The research focuses on early Christian burial grounds, where grave goods are usually absent and the biological sex of children is difficult to determine from bones alone. Because children’s skeletons do not yet show many of the sex-related features seen in adults, they are often excluded from studies of gender, burial customs, and social organization.
To overcome this problem, researchers analysed genomic data from 142 individuals from three sites in Sweden: Fjälkinge, Sigtuna, and Västerhus. The sample included 68 subadults and 74 adults from both single and multiple burials.
The study used genetic sex identification, kinship analysis, and broader genomic comparisons to investigate how children were placed in graves and whether people buried together were close biological relatives.

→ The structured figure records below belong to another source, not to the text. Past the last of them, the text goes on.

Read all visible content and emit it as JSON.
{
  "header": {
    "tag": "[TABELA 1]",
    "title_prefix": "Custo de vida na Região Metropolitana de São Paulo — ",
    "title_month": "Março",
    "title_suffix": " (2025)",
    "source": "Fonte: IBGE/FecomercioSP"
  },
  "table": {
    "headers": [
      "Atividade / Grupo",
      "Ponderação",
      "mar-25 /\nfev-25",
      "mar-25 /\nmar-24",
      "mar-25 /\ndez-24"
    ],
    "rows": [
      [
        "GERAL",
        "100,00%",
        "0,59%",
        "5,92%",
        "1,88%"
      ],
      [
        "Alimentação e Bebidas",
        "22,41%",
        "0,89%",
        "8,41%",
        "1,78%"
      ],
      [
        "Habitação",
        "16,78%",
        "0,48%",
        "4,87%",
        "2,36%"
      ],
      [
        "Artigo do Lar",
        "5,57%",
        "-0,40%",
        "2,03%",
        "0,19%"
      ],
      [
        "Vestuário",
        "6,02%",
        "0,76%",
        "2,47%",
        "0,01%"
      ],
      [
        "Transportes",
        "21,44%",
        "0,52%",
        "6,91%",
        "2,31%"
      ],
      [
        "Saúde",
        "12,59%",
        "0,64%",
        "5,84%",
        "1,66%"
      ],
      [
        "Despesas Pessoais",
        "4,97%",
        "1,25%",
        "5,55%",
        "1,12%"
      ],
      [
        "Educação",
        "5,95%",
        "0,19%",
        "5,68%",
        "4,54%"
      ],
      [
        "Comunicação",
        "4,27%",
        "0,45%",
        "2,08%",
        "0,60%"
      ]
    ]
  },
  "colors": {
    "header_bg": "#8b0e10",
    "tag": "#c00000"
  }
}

In early Christian Scandinavia, burial customs became more uniform than in the Viking Age. Graves were usually oriented east-west, bodies were placed on their backs, and grave goods were mostly absent. At some churchyards, adult men and women were also separated spatially, with men placed on one side and women on the other.
The new results show that children often followed similar spatial patterns. At Västerhus, boys and girls were generally buried in the same areas as adults of the same biological sex. This suggests that gendered burial practices could be applied from an early age.

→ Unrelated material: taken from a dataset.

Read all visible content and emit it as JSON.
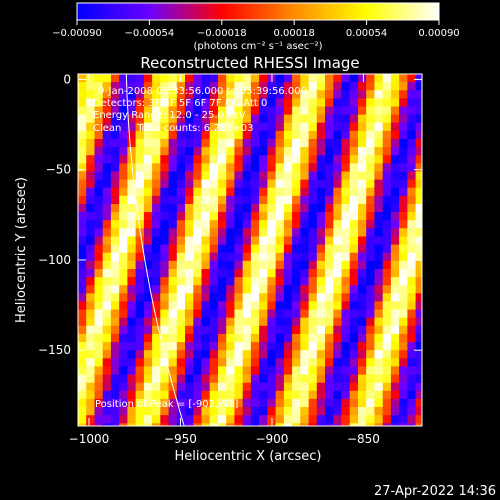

However, the pattern was not rigid. A small number of girls were buried in areas normally associated with males, sometimes with adult men or boys. Mixed-sex burials were also more common in symbolically important or liminal areas, such as near the chancel or beneath a church porch.
One of the most important findings concerns multiple burials. Archaeologists have often assumed that adults and children buried together were close relatives, such as parents and children. The genetic results challenge this assumption.

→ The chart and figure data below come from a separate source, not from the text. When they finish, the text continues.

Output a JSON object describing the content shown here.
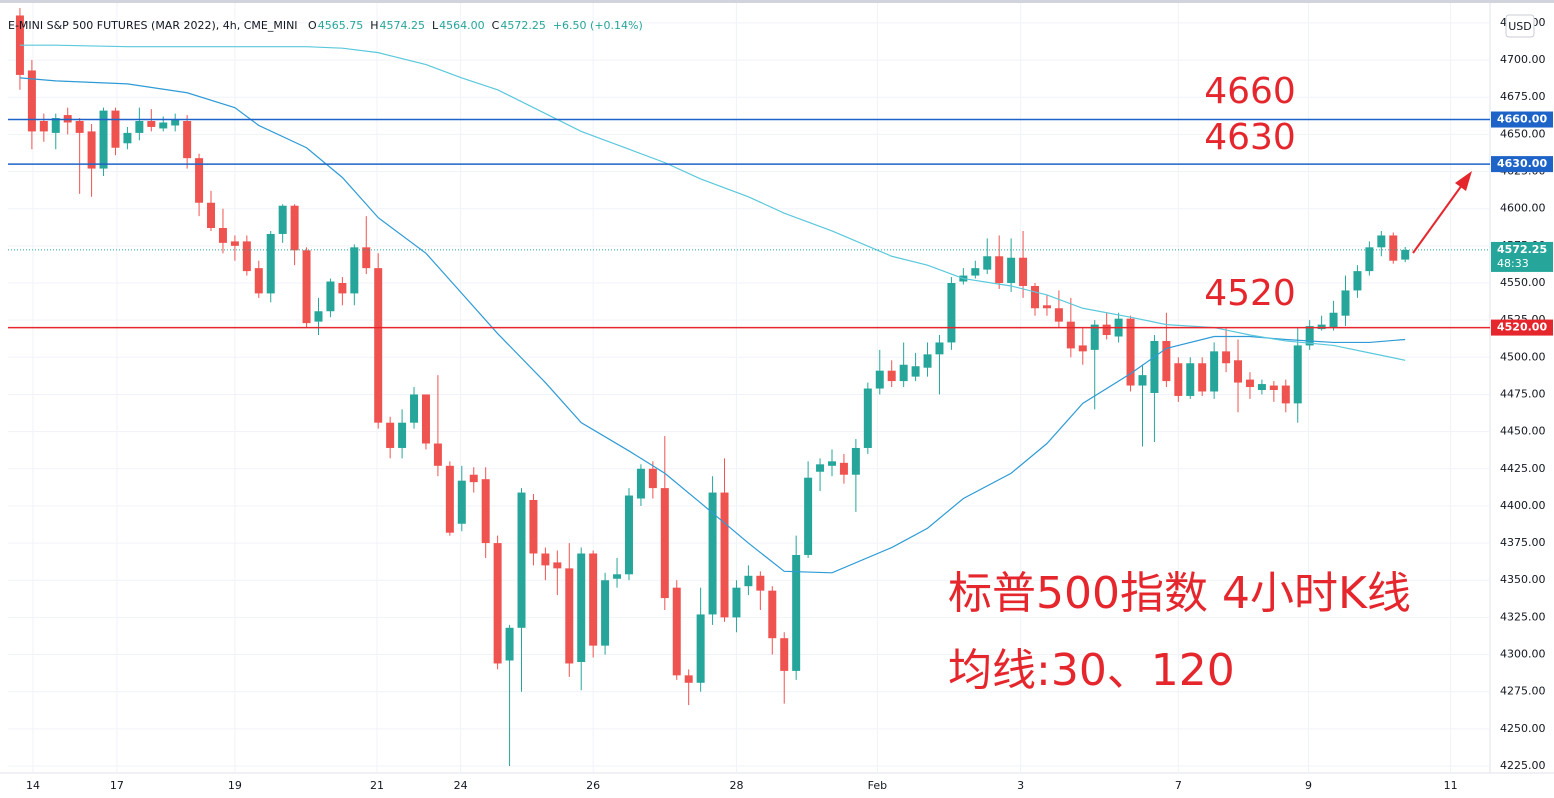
{
  "chart_data": {
    "type": "candlestick",
    "symbol": "E-MINI S&P 500 FUTURES (MAR 2022), 4h, CME_MINI",
    "ohlc_keys": [
      "O",
      "H",
      "L",
      "C"
    ],
    "last_value_labels": [
      "4565.75",
      "4574.25",
      "4564.00",
      "4572.25"
    ],
    "change": "+6.50 (+0.14%)",
    "currency": "USD",
    "countdown": "48:33",
    "up_color": "#26a69a",
    "down_color": "#ef5350",
    "grid": true,
    "xlim": [
      -1.0,
      123.1
    ],
    "ylim": [
      4220.3,
      4738.4
    ],
    "xticks": [
      {
        "value": 1.09,
        "label": "14"
      },
      {
        "value": 8.12,
        "label": "17"
      },
      {
        "value": 18.0,
        "label": "19"
      },
      {
        "value": 29.9,
        "label": "21"
      },
      {
        "value": 36.9,
        "label": "24"
      },
      {
        "value": 48.0,
        "label": "26"
      },
      {
        "value": 60.0,
        "label": "28"
      },
      {
        "value": 71.8,
        "label": "Feb"
      },
      {
        "value": 83.8,
        "label": "3"
      },
      {
        "value": 97.0,
        "label": "7"
      },
      {
        "value": 107.9,
        "label": "9"
      },
      {
        "value": 119.8,
        "label": "11"
      }
    ],
    "yticks": [
      {
        "value": 4225,
        "label": "4225.00"
      },
      {
        "value": 4250,
        "label": "4250.00"
      },
      {
        "value": 4275,
        "label": "4275.00"
      },
      {
        "value": 4300,
        "label": "4300.00"
      },
      {
        "value": 4325,
        "label": "4325.00"
      },
      {
        "value": 4350,
        "label": "4350.00"
      },
      {
        "value": 4375,
        "label": "4375.00"
      },
      {
        "value": 4400,
        "label": "4400.00"
      },
      {
        "value": 4425,
        "label": "4425.00"
      },
      {
        "value": 4450,
        "label": "4450.00"
      },
      {
        "value": 4475,
        "label": "4475.00"
      },
      {
        "value": 4500,
        "label": "4500.00"
      },
      {
        "value": 4525,
        "label": "4525.00"
      },
      {
        "value": 4550,
        "label": "4550.00"
      },
      {
        "value": 4575,
        "label": "4575.00"
      },
      {
        "value": 4600,
        "label": "4600.00"
      },
      {
        "value": 4625,
        "label": "4625.00"
      },
      {
        "value": 4650,
        "label": "4650.00"
      },
      {
        "value": 4675,
        "label": "4675.00"
      },
      {
        "value": 4700,
        "label": "4700.00"
      },
      {
        "value": 4725,
        "label": "4725.00"
      }
    ],
    "candles": {
      "open": [
        4730,
        4693,
        4659,
        4651,
        4663,
        4659,
        4652,
        4627,
        4666,
        4644,
        4651,
        4659,
        4654,
        4656,
        4659,
        4634,
        4604,
        4587,
        4578,
        4578,
        4560,
        4543,
        4583,
        4602,
        4572,
        4524,
        4531,
        4550,
        4543,
        4574,
        4560,
        4456,
        4439,
        4456,
        4475,
        4442,
        4427,
        4388,
        4421,
        4418,
        4375,
        4296,
        4318,
        4404,
        4368,
        4362,
        4358,
        4295,
        4368,
        4306,
        4351,
        4354,
        4405,
        4425,
        4412,
        4345,
        4286,
        4281,
        4327,
        4409,
        4325,
        4346,
        4353,
        4343,
        4311,
        4289,
        4367,
        4423,
        4427,
        4429,
        4421,
        4439,
        4479,
        4491,
        4484,
        4487,
        4493,
        4502,
        4510,
        4551,
        4555,
        4559,
        4568,
        4550,
        4567,
        4548,
        4535,
        4533,
        4524,
        4508,
        4505,
        4522,
        4514,
        4526,
        4481,
        4476,
        4511,
        4496,
        4474,
        4496,
        4477,
        4504,
        4498,
        4485,
        4478,
        4481,
        4481,
        4469,
        4508,
        4519,
        4520,
        4528,
        4545,
        4558,
        4574,
        4582,
        4565.75
      ],
      "high": [
        4735,
        4700,
        4664,
        4664,
        4668,
        4661,
        4657,
        4668,
        4668,
        4655,
        4668,
        4667,
        4662,
        4664,
        4663,
        4637,
        4612,
        4600,
        4582,
        4582,
        4565,
        4585,
        4603,
        4603,
        4574,
        4540,
        4553,
        4554,
        4576,
        4595,
        4570,
        4460,
        4465,
        4480,
        4475,
        4488,
        4430,
        4427,
        4426,
        4426,
        4380,
        4320,
        4412,
        4408,
        4372,
        4370,
        4375,
        4372,
        4370,
        4355,
        4365,
        4412,
        4428,
        4430,
        4447,
        4350,
        4290,
        4345,
        4420,
        4432,
        4350,
        4360,
        4356,
        4346,
        4315,
        4380,
        4430,
        4432,
        4438,
        4435,
        4445,
        4483,
        4505,
        4498,
        4510,
        4503,
        4510,
        4515,
        4554,
        4560,
        4565,
        4580,
        4582,
        4580,
        4585,
        4550,
        4542,
        4545,
        4540,
        4520,
        4525,
        4530,
        4530,
        4528,
        4495,
        4515,
        4530,
        4500,
        4500,
        4500,
        4510,
        4520,
        4512,
        4490,
        4485,
        4484,
        4485,
        4520,
        4525,
        4528,
        4538,
        4555,
        4562,
        4578,
        4585,
        4584,
        4574.25
      ],
      "low": [
        4680,
        4640,
        4645,
        4640,
        4650,
        4610,
        4608,
        4622,
        4636,
        4640,
        4646,
        4652,
        4652,
        4652,
        4627,
        4595,
        4585,
        4570,
        4565,
        4555,
        4540,
        4537,
        4577,
        4562,
        4520,
        4515,
        4527,
        4535,
        4535,
        4556,
        4452,
        4432,
        4432,
        4452,
        4438,
        4420,
        4380,
        4383,
        4409,
        4365,
        4290,
        4225,
        4275,
        4360,
        4350,
        4340,
        4285,
        4276,
        4298,
        4300,
        4345,
        4350,
        4400,
        4405,
        4330,
        4283,
        4266,
        4275,
        4320,
        4322,
        4315,
        4340,
        4330,
        4300,
        4267,
        4283,
        4365,
        4410,
        4420,
        4415,
        4396,
        4435,
        4475,
        4480,
        4480,
        4484,
        4487,
        4475,
        4505,
        4549,
        4553,
        4556,
        4546,
        4544,
        4540,
        4528,
        4528,
        4520,
        4500,
        4495,
        4465,
        4512,
        4510,
        4477,
        4440,
        4443,
        4480,
        4470,
        4472,
        4474,
        4472,
        4490,
        4463,
        4472,
        4475,
        4470,
        4463,
        4456,
        4505,
        4518,
        4518,
        4521,
        4540,
        4555,
        4568,
        4563,
        4564
      ],
      "close": [
        4690,
        4652,
        4652,
        4661,
        4658,
        4651,
        4627,
        4666,
        4641,
        4651,
        4659,
        4655,
        4658,
        4660,
        4634,
        4604,
        4587,
        4577,
        4575,
        4558,
        4543,
        4583,
        4602,
        4572,
        4523,
        4531,
        4551,
        4543,
        4574,
        4560,
        4456,
        4439,
        4456,
        4475,
        4442,
        4427,
        4382,
        4417,
        4416,
        4375,
        4294,
        4318,
        4409,
        4368,
        4360,
        4358,
        4294,
        4368,
        4306,
        4350,
        4354,
        4407,
        4425,
        4412,
        4338,
        4286,
        4281,
        4327,
        4409,
        4325,
        4345,
        4353,
        4343,
        4311,
        4289,
        4367,
        4419,
        4428,
        4430,
        4421,
        4439,
        4479,
        4491,
        4484,
        4495,
        4494,
        4502,
        4510,
        4550,
        4555,
        4560,
        4568,
        4550,
        4567,
        4548,
        4533,
        4533,
        4524,
        4506,
        4504,
        4522,
        4515,
        4526,
        4481,
        4488,
        4511,
        4484,
        4474,
        4496,
        4477,
        4504,
        4496,
        4483,
        4480,
        4482,
        4478,
        4469,
        4508,
        4521,
        4522,
        4530,
        4545,
        4558,
        4574,
        4582,
        4565,
        4572.25
      ]
    },
    "ma": [
      {
        "color": "#2e9bd6",
        "x": [
          0,
          3,
          9,
          14,
          18,
          20,
          24,
          27,
          30,
          34,
          37,
          40,
          44,
          47,
          51,
          54,
          57,
          61,
          64,
          68,
          73,
          76,
          79,
          83,
          86,
          89,
          93,
          96,
          100,
          103,
          106,
          110,
          113,
          116
        ],
        "values": [
          4688,
          4686,
          4684,
          4678,
          4668,
          4656,
          4641,
          4621,
          4594,
          4570,
          4543,
          4516,
          4483,
          4456,
          4437,
          4422,
          4402,
          4375,
          4356,
          4355,
          4372,
          4385,
          4405,
          4422,
          4442,
          4469,
          4489,
          4506,
          4514,
          4514,
          4512,
          4510,
          4510,
          4512
        ]
      },
      {
        "color": "#5bc8dc",
        "x": [
          0,
          3,
          9,
          14,
          18,
          20,
          24,
          27,
          30,
          34,
          37,
          40,
          44,
          47,
          51,
          54,
          57,
          61,
          64,
          68,
          73,
          76,
          79,
          83,
          86,
          89,
          93,
          96,
          100,
          103,
          106,
          110,
          113,
          116
        ],
        "values": [
          4710,
          4710,
          4709,
          4709,
          4709,
          4709,
          4709,
          4708,
          4705,
          4697,
          4688,
          4680,
          4664,
          4652,
          4640,
          4631,
          4620,
          4608,
          4597,
          4585,
          4568,
          4562,
          4553,
          4548,
          4542,
          4533,
          4527,
          4522,
          4520,
          4515,
          4511,
          4508,
          4503,
          4498
        ]
      }
    ],
    "hlines": [
      {
        "value": 4660,
        "label": "4660.00",
        "color": "#1e63c8"
      },
      {
        "value": 4630,
        "label": "4630.00",
        "color": "#1e63c8"
      },
      {
        "value": 4520,
        "label": "4520.00",
        "color": "#e5262c"
      }
    ],
    "annotations": [
      "4660",
      "4630",
      "4520",
      "标普500指数 4小时K线",
      "均线:30、120"
    ]
  }
}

Among multiple burials where enough DNA was preserved, close biological kinship between people in the same grave was uncommon. At Västerhus, only a small proportion of multiple burials contained first-degree relatives. At Sigtuna, close or second-degree relationships were also rare. This means that shared graves did not usually represent simple nuclear family groups.
Instead, the study suggests that multiple burials may reflect other kinds of social ties. These could include extended kinship, household membership, local community bonds, social affiliation, fostering, apprenticeship, or other relationships that are not always visible through biological relatedness.
At Västerhus, the researchers reconstructed several extended kindreds. Members of one important kin group were often buried near the church, suggesting long-standing social status within the community. One woman linked to this group was buried with a scallop shell, an unusual object in a Christian burial and probably evidence of pilgrimage to Santiago de Compostela.
This combination of genetic relatedness, burial location, and the scallop shell suggests that some individuals held special status and that mobility, including long-distance religious travel, played a role in the lives of selected members of the community.
The study also shows that kinship mattered at the level of the wider cemetery, even when people buried together were not close relatives. Many individuals shared more distant biological connections across the burial ground, indicating that extended families and local networks shaped the organization of these communities over generations.
The findings complicate the idea that early Christian burial was organized only by nuclear family ties. Instead, burial placement appears to have reflected a combination of gender, age, social status, religious norms, community identity, and extended kinship.
The researchers also note that some infants and fetuses may have been subject to different burial rules. In early Christian contexts, baptism could affect whether an individual was allowed burial in consecrated ground. Some unusual placements may therefore reflect how communities negotiated religious rules while still caring for their dead.
Overall, the study demonstrates how ancient DNA can reveal aspects of childhood and social belonging that are difficult to see through traditional archaeology alone. It shows that children in early Christian Sweden were not invisible in death: in many cases, they were placed according to the same gendered principles as adults, while also being embedded in wider networks of kinship and community.